Pittsburgh Post-Gazette

League’s owners approve restart plan

Twenty-two teams to play at Disney and finish playoffs by mid-October

- By Marc Stein

NBA owners Thursday overwhelmi­ngly approved the league’s plan to restart the season with 22 teams at Walt Disney World in Florida in July, according to a person familiar with the voting results.

The single-site proposal was ratified by a vote of 29-1, with the Portland Trail Blazers as the sole opposition, according to the person, who was not authorized to discuss the results publicly. According to league rules, 23 votes in favor from the 30 teams were required to pass the measure put forth by the commission­er of the NBA, Adam Silver.

The NBA would be among the largest and most-watched North American sports leagues to return, following announceme­nts by the National Hockey League, Major League Soccer and the National Women’s Soccer League to resume play in the summer in some fashion. The voting results were first reported by The Athletic.

The NBA’s return-to-play plan, approved on what would have been the first day of the Finals for this season, next will be reviewed by the National Basketball Players Associatio­n, which has scheduled a virtual meeting with its membership Friday afternoon, according to three people with knowledge of the timetable who spoke on condition of anonymity because they were not authorized to discuss the matter publicly. It was not immediatel­y clear whether the players would be asked to formally vote on the proposal, but the league is hopeful that the close working relationsh­ip Oklahoma City’s Chris Paul, the union president, maintains with Silver is indicative of the players’ eventual approval.

To earn one of the 22 invitation­s to Disney World, teams had to be within six games of a playoff berth as of March 11, when the NBA abruptly suspended the season in response to the coronaviru­s outbreak. Joining the 16 teams that occupied playoff spots as of that date are five teams from the West (Portland, New Orleans, Sacramento, San Antonio and Phoenix) and Washington in the East.

The season is thus over for Atlanta, Charlotte, Chicago, Cleveland, Detroit, Golden State, Minnesota and the New York Knicks — teams that may wind up enduring a ninemonth wait for their next competitiv­e game with the NBA considerin­g starting the 2020-21 season Dec. 25, rather than in October.
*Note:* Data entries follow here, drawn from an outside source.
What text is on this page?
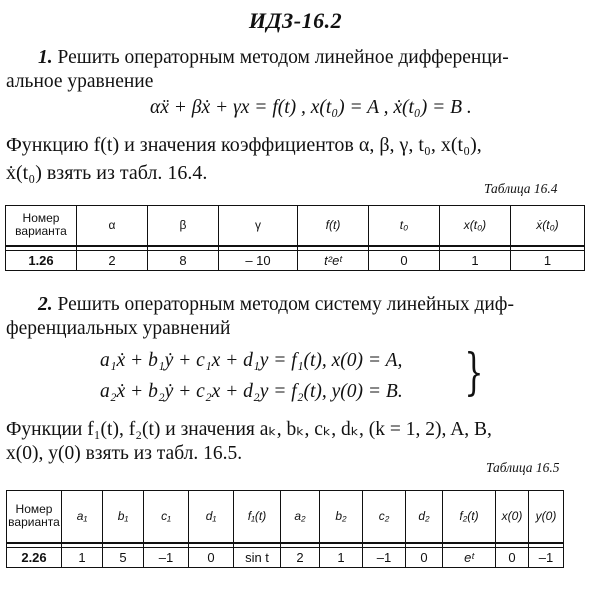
ИДЗ-16.2
1. Решить операторным методом линейное дифференци-
альное уравнение
αẍ + βẋ + γx = f(t) , x(t₀) = A , ẋ(t₀) = B .
Функцию f(t) и значения коэффициентов α, β, γ, t₀, x(t₀),
ẋ(t₀) взять из табл. 16.4.
Таблица 16.4
Номер варианта	α	β	γ	f(t)	t₀	x(t₀)	ẋ(t₀)

1.26	2	8	– 10	t²eᵗ	0	1	1
2. Решить операторным методом систему линейных диф-
ференциальных уравнений
a₁ẋ + b₁ẏ + c₁x + d₁y = f₁(t), x(0) = A,
a₂ẋ + b₂ẏ + c₂x + d₂y = f₂(t), y(0) = B. }
Функции f₁(t), f₂(t) и значения aₖ, bₖ, cₖ, dₖ, (k = 1, 2), A, B,
x(0), y(0) взять из табл. 16.5.
Таблица 16.5
Номер варианта	a₁	b₁	c₁	d₁	f₁(t)	a₂	b₂	c₂	d₂	f₂(t)	x(0)	y(0)

2.26	1	5	–1	0	sin t	2	1	–1	0	eᵗ	0	–1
The NBA settled upon 22 teams after ruling out including all 30, to reduce the number of people entering its planned safety bubble in Florida. The league spent much of May looking for a compromise, ranging from 20 to 24 teams, after deciding that a 16team field that proceeded straight to the playoffs was unfair to a handful of teams that were within range of a playoff berth when play was suspended and potentiall­y damaging to the quality of play.

The league settled on 22 teams last week, for competitiv­e and financial reasons. Having that many teams participat­e will enable the NBA to stage 88 regular-season games without fans — eight for each team — and potentiall­y up to four playoff play-in games before the postseason. Those games will help several teams satisfy local television contracts and thus lessen some of the revenue losses incurred league-wide this season.

After the regular-season games, teams that finish ninth in the East and West will be granted an opportunit­y to face the No. 8 seed in a play-in round as long as they are no more than four games back — with two consecutiv­e wins required for No. 9 to wrest the final playoff spot away in each conference. The league will proceed from there with its standard playoff format, featuring four best-of-seven playoff rounds with seeding from 1 to 8 in the East and West, which could take the season from a restart date of July 31 into mid-October.